Copyright (C) 2021 The R Foundation for Statistical Computing
Platform: x86_64-pc-linux-gnu (64-bit)
...
> cl <- parallelly::makeClusterPSOCK(1)
> dummy <- gc()
Warning message:
In .Internal(gc(verbose, reset, full)) :
  closing unused connection 3 (localhost)
>

Troubleshooting

## stdin=0, stdout=1, stderr=2
> getAllConnections()
[1] 0 1 2

> cl <- parallelly::makeClusterPSOCK(1)
> getAllConnections()
[1] 0 1 2 3 4

## the connection to the single worker has index 4
> as.integer(cl[[1]]$con)
[1] 4

## connection with index HenrikBengtsson/future#3 is the stray connect
> dummy <- gc()
Warning message:
In .Internal(gc(verbose, reset, full)) :
  closing unused connection 3 (localhost)

FWIW, parallel::makePSOCKcluster(1) does not have this problem.

Workaround

This stray connection comes from the new setup_strategy = "parallel" in parallelly (>= 1.26.0). One way to avoid it, is to use setup_strategy = "sequential":

> getAllConnections()
[1] 0 1 2
> cl <- parallelly::makeClusterPSOCK(1, setup_strategy = "sequential")
> getAllConnections()
[1] 0 1 2 3
> dummy <- gc()
> 

This can also be set via an option:

options(parallelly.makeNodePSOCK.setup_strategy = "sequential")

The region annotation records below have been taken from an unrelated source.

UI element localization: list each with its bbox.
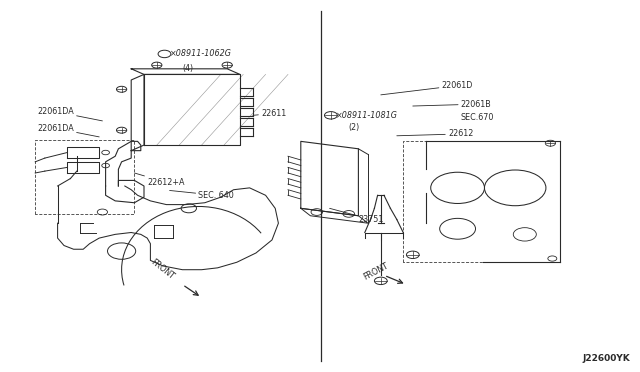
Text: SEC.670: SEC.670 [461,113,494,122]
Text: 22061DA: 22061DA [37,124,99,137]
Text: 22612: 22612 [397,129,474,138]
Text: FRONT: FRONT [149,257,176,281]
Text: 23751: 23751 [330,208,384,224]
Text: FRONT: FRONT [362,261,390,282]
Text: (2): (2) [349,123,360,132]
Text: J22600YK: J22600YK [582,354,630,363]
Text: 22612+A: 22612+A [134,173,185,187]
Text: (4): (4) [182,64,193,73]
Text: 22611: 22611 [253,109,286,118]
Text: ×08911-1081G: ×08911-1081G [336,111,398,120]
Text: 22061DA: 22061DA [37,107,102,121]
Text: SEC. 640: SEC. 640 [170,190,234,200]
Text: ×08911-1062G: ×08911-1062G [170,49,232,58]
Text: 22061B: 22061B [413,100,492,109]
Text: 22061D: 22061D [381,81,473,95]
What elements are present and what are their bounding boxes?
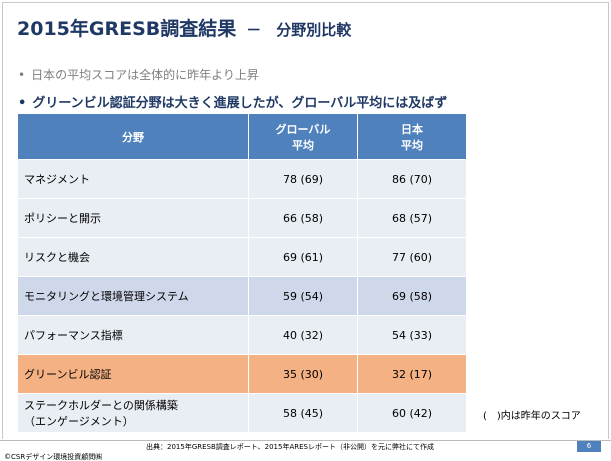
table-row: ポリシーと開示 66 (58) 68 (57) <box>17 198 467 238</box>
label-cell: パフォーマンス指標 <box>17 315 249 355</box>
table-row: マネジメント 78 (69) 86 (70) <box>17 159 467 199</box>
cell-line: 日本 <box>401 122 423 136</box>
bullet: • 日本の平均スコアは全体的に昨年より上昇 <box>18 68 259 82</box>
cell-line: マネジメント <box>24 173 90 186</box>
table-row: ステークホルダーとの関係構築 （エンゲージメント） 58 (45) 60 (42) <box>17 393 467 433</box>
bullet-text: 日本の平均スコアは全体的に昨年より上昇 <box>31 68 259 82</box>
japan-cell: 60 (42) <box>357 393 467 433</box>
table-row: グリーンビル認証 35 (30) 32 (17) <box>17 354 467 394</box>
frame <box>2 2 609 439</box>
cell-line: リスクと機会 <box>24 251 90 264</box>
japan-cell: 86 (70) <box>357 159 467 199</box>
label-cell: ポリシーと開示 <box>17 198 249 238</box>
label-cell: モニタリングと環境管理システム <box>17 276 249 316</box>
global-cell: 66 (58) <box>248 198 358 238</box>
japan-cell: 32 (17) <box>357 354 467 394</box>
cell-line: モニタリングと環境管理システム <box>24 290 189 303</box>
copyright: ©CSRデザイン環境投資顧問㈱ <box>4 453 103 461</box>
japan-cell: 69 (58) <box>357 276 467 316</box>
title-sub: － 分野別比較 <box>246 21 352 39</box>
label-cell: ステークホルダーとの関係構築 （エンゲージメント） <box>17 393 249 433</box>
japan-cell: 77 (60) <box>357 237 467 277</box>
header-cell: グローバル 平均 <box>248 113 358 160</box>
cell-line: パフォーマンス指標 <box>24 329 123 342</box>
table-row: リスクと機会 69 (61) 77 (60) <box>17 237 467 277</box>
source: 出典：2015年GRESB調査レポート、2015年ARESレポート（非公開）を元… <box>146 443 434 451</box>
header-row: 分野 グローバル 平均 日本 平均 <box>17 113 467 160</box>
cell-line: グリーンビル認証 <box>24 368 112 381</box>
label-cell: グリーンビル認証 <box>17 354 249 394</box>
global-cell: 35 (30) <box>248 354 358 394</box>
japan-cell: 54 (33) <box>357 315 467 355</box>
page-number: 6 <box>577 441 601 452</box>
bullet: • グリーンビル認証分野は大きく進展したが、グローバル平均には及ばず <box>18 96 448 111</box>
bullet-text: グリーンビル認証分野は大きく進展したが、グローバル平均には及ばず <box>32 96 448 111</box>
table-row: モニタリングと環境管理システム 59 (54) 69 (58) <box>17 276 467 316</box>
table-row: パフォーマンス指標 40 (32) 54 (33) <box>17 315 467 355</box>
title: 2015年GRESB調査結果 － 分野別比較 <box>17 14 351 41</box>
footer-line <box>0 440 611 441</box>
cell-line: ポリシーと開示 <box>24 212 101 225</box>
header-cell: 分野 <box>17 113 249 160</box>
cell-line: グローバル <box>275 122 331 136</box>
global-cell: 58 (45) <box>248 393 358 433</box>
label-cell: マネジメント <box>17 159 249 199</box>
cell-line: ステークホルダーとの関係構築 <box>24 399 178 412</box>
cell-line: 分野 <box>122 130 144 144</box>
japan-cell: 68 (57) <box>357 198 467 238</box>
title-main: 2015年GRESB調査結果 <box>17 18 237 40</box>
global-cell: 78 (69) <box>248 159 358 199</box>
score-table: 分野 グローバル 平均 日本 平均 マネジメント 78 (69) 86 (70) ポリシーと開… <box>17 113 467 433</box>
header-cell: 日本 平均 <box>357 113 467 160</box>
cell-line: （エンゲージメント） <box>24 415 134 428</box>
global-cell: 40 (32) <box>248 315 358 355</box>
label-cell: リスクと機会 <box>17 237 249 277</box>
note: ( )内は昨年のスコア <box>483 411 581 422</box>
cell-line: 平均 <box>292 138 314 152</box>
table-body: マネジメント 78 (69) 86 (70) ポリシーと開示 66 (58) 68 (57… <box>17 159 467 433</box>
global-cell: 59 (54) <box>248 276 358 316</box>
cell-line: 平均 <box>401 138 423 152</box>
global-cell: 69 (61) <box>248 237 358 277</box>
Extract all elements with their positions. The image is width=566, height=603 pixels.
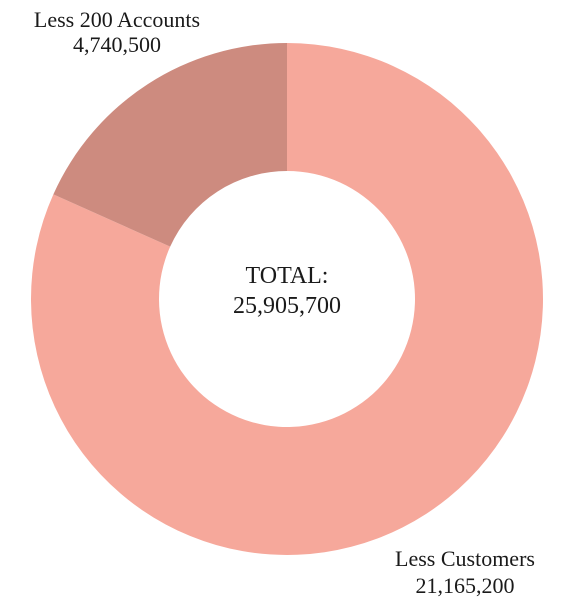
center-title-label: TOTAL: — [246, 263, 329, 289]
donut-slice-less-customers — [30, 43, 543, 556]
slice-value-label: 4,740,500 — [73, 32, 161, 57]
slice-label-less-200-accounts: Less 200 Accounts 4,740,500 — [34, 7, 200, 57]
slice-label-less-customers: Less Customers 21,165,200 — [395, 546, 535, 598]
donut-slice-less-200-accounts — [53, 43, 288, 247]
center-total-value-label: 25,905,700 — [233, 293, 341, 319]
center-label-group: TOTAL: 25,905,700 — [233, 263, 341, 319]
slice-name-label: Less Customers — [395, 546, 535, 571]
donut-slices — [30, 43, 543, 556]
slice-name-label: Less 200 Accounts — [34, 7, 200, 32]
slice-value-label: 21,165,200 — [416, 573, 515, 598]
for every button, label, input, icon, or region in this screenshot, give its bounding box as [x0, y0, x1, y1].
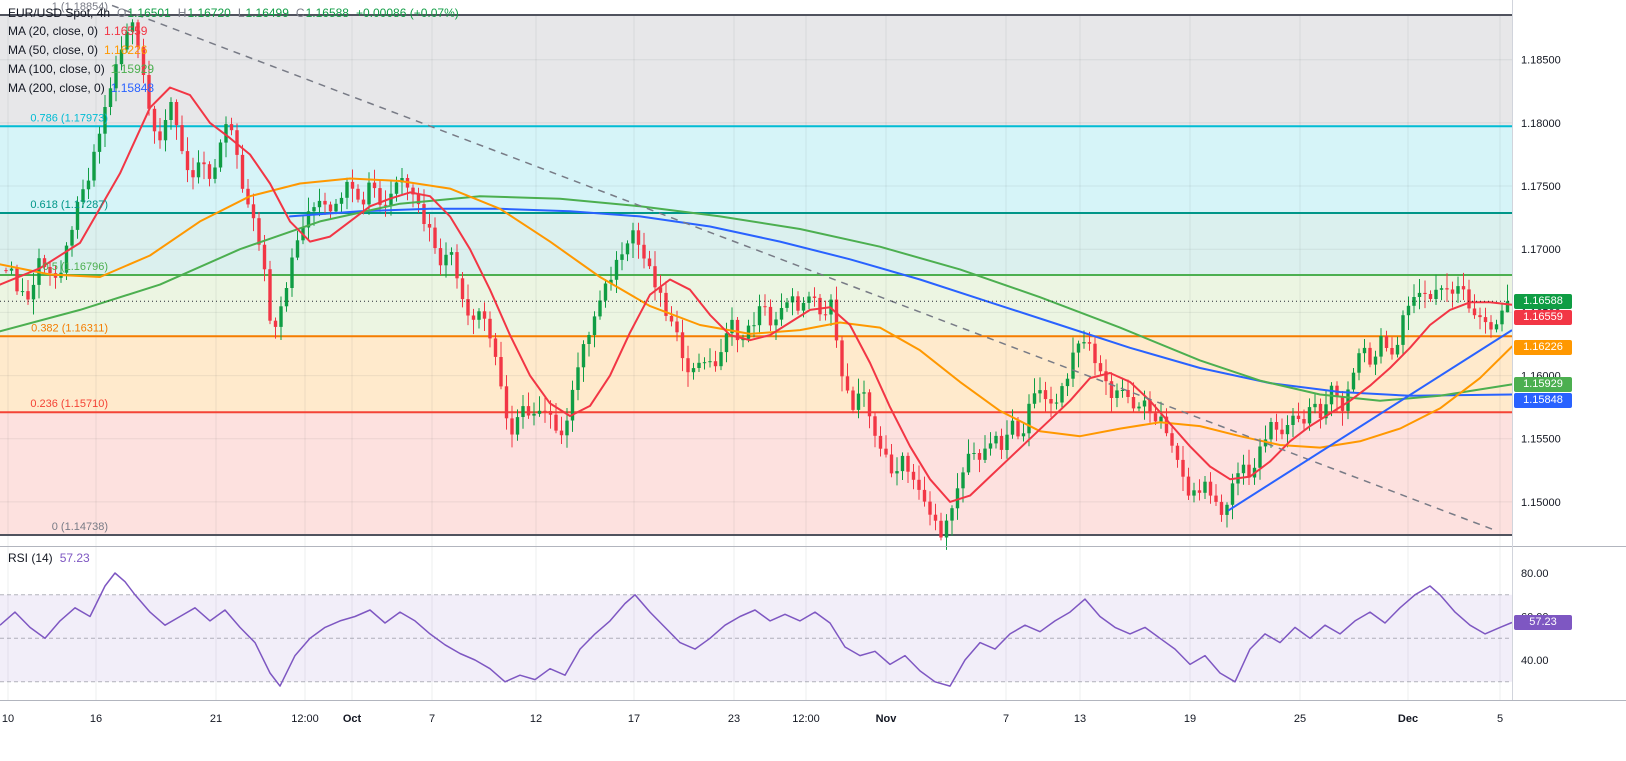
rsi-line — [0, 572, 1513, 687]
price-tick-label: 1.17000 — [1521, 244, 1561, 256]
ma-line — [0, 177, 1513, 449]
ma-legend-row[interactable]: MA (50, close, 0) 1.16226 — [8, 41, 154, 60]
trendlines-layer — [111, 4, 1513, 532]
rsi-value-badge: 57.23 — [1514, 615, 1572, 630]
close-label: C — [295, 6, 305, 20]
time-tick-label: 7 — [1003, 713, 1009, 725]
ma-legend-row[interactable]: MA (100, close, 0) 1.15929 — [8, 60, 154, 79]
time-tick-label: 12:00 — [792, 713, 820, 725]
ma-legend: MA (20, close, 0) 1.16559 MA (50, close, 0… — [8, 22, 154, 98]
rising-support[interactable] — [1227, 329, 1513, 512]
ma50-badge: 1.16226 — [1514, 340, 1572, 355]
separators-layer — [0, 0, 1626, 701]
ma-legend-label: MA (200, close, 0) — [8, 81, 105, 95]
time-tick-label: 5 — [1497, 713, 1503, 725]
time-axis[interactable] — [0, 701, 1626, 761]
ma-line — [0, 195, 1513, 402]
ma-legend-value: 1.16559 — [104, 24, 148, 38]
symbol-title[interactable]: EUR/USD Spot, 4h — [8, 6, 111, 20]
rsi-legend: RSI (14) 57.23 — [8, 551, 90, 565]
ma-legend-row[interactable]: MA (200, close, 0) 1.15848 — [8, 79, 154, 98]
high-value: 1.16720 — [187, 6, 231, 20]
close-value: 1.16588 — [305, 6, 349, 20]
price-tick-label: 1.15000 — [1521, 497, 1561, 509]
ma20-badge: 1.16559 — [1514, 310, 1572, 325]
time-tick-label: 12 — [530, 713, 542, 725]
fib-level-label: 0.618 (1.17287) — [30, 199, 108, 211]
time-tick-label: Dec — [1398, 713, 1418, 725]
price-tick-label: 1.18000 — [1521, 118, 1561, 130]
time-tick-label: Oct — [343, 713, 362, 725]
time-tick-label: Nov — [876, 713, 898, 725]
ma-line — [289, 207, 1513, 397]
ma200-badge: 1.15848 — [1514, 393, 1572, 408]
time-tick-label: 13 — [1074, 713, 1086, 725]
rsi-tick-label: 80.00 — [1521, 568, 1549, 580]
rsi-value: 57.23 — [59, 551, 90, 565]
rsi-label[interactable]: RSI (14) — [8, 551, 53, 565]
fib-level-label: 0.5 (1.16796) — [43, 261, 108, 273]
time-tick-label: 21 — [210, 713, 222, 725]
last-price-badge: 1.16588 — [1514, 294, 1572, 309]
price-tick-label: 1.18500 — [1521, 55, 1561, 67]
fib-level-label: 1 (1.18854) — [52, 1, 108, 13]
fib-level-label: 0 (1.14738) — [52, 521, 108, 533]
change-value: +0.00086 (+0.07%) — [355, 6, 459, 20]
high-label: H — [177, 6, 187, 20]
fib-bands-layer — [0, 15, 1512, 535]
price-tick-label: 1.15500 — [1521, 434, 1561, 446]
ma-legend-label: MA (50, close, 0) — [8, 43, 99, 57]
ma-line — [0, 86, 1513, 503]
fib-labels-layer: 1 (1.18854) 0.786 (1.17973) 0.618 (1.17287… — [30, 1, 108, 533]
rsi-tick-label: 40.00 — [1521, 655, 1549, 667]
time-tick-label: 17 — [628, 713, 640, 725]
fib-level-label: 0.236 (1.15710) — [30, 398, 108, 410]
fib-level-label: 0.382 (1.16311) — [31, 322, 108, 334]
symbol-legend: EUR/USD Spot, 4h O1.16501 H1.16720 L1.16499… — [8, 4, 459, 23]
time-tick-label: 10 — [2, 713, 14, 725]
time-tick-label: 7 — [429, 713, 435, 725]
low-value: 1.16499 — [245, 6, 289, 20]
ma-legend-label: MA (20, close, 0) — [8, 24, 99, 38]
open-label: O — [117, 6, 127, 20]
candles-layer — [4, 19, 1510, 550]
time-tick-label: 16 — [90, 713, 102, 725]
ma-legend-label: MA (100, close, 0) — [8, 62, 105, 76]
ma-legend-value: 1.15929 — [110, 62, 155, 76]
time-tick-label: 19 — [1184, 713, 1196, 725]
rsi-line-layer — [0, 572, 1513, 687]
open-value: 1.16501 — [127, 6, 171, 20]
price-tick-label: 1.17500 — [1521, 181, 1561, 193]
ma-legend-row[interactable]: MA (20, close, 0) 1.16559 — [8, 22, 154, 41]
ma-legend-value: 1.16226 — [104, 43, 148, 57]
ma-legend-value: 1.15848 — [110, 81, 155, 95]
ma100-badge: 1.15929 — [1514, 377, 1572, 392]
low-label: L — [237, 6, 245, 20]
ma-lines-layer — [0, 86, 1513, 503]
fib-level-label: 0.786 (1.17973) — [30, 112, 108, 124]
time-tick-label: 12:00 — [291, 713, 319, 725]
time-tick-label: 25 — [1294, 713, 1306, 725]
time-tick-label: 23 — [728, 713, 740, 725]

or the corresponding environment variable, cf. help("parallelly.options", package="parallelly").

This also works with plan(multisession);

> future::plan(future::multisession, workers = 2, setup_strategy = "sequential")
> getAllConnections()
[1] 0 1 2 3 4
> dummy <- gc()
> 
HenrikBengtsson commented 3 years ago

Since this is a bug in parallelly, I'll transfer this issue over to that repo.

HenrikBengtsson commented 3 years ago

Fixed in the develop version of parallelly, cf. commit 67836def. To install that version, use:

remotes::install_github("HenrikBengtsson/parallelly", ref="develop")

Details: The problem was that the socket connection was indeed set up to be cleaned up automatically when exiting makeClusterPSOCK();

https://github.com/HenrikBengtsson/parallelly/blob/67836defe0bee750d9629803e9b40fc55371a839/R/makeClusterPSOCK.R#L200

However, an older strategy would override this at the very end:

https://github.com/HenrikBengtsson/parallelly/blob/67836defe0bee750d9629803e9b40fc55371a839/R/makeClusterPSOCK.R#L350-L351

tzakharko commented 3 years ago

Thanks for the quick fix! Can confirm that the warning is gone. As far as I am concerned, this issue can be closed.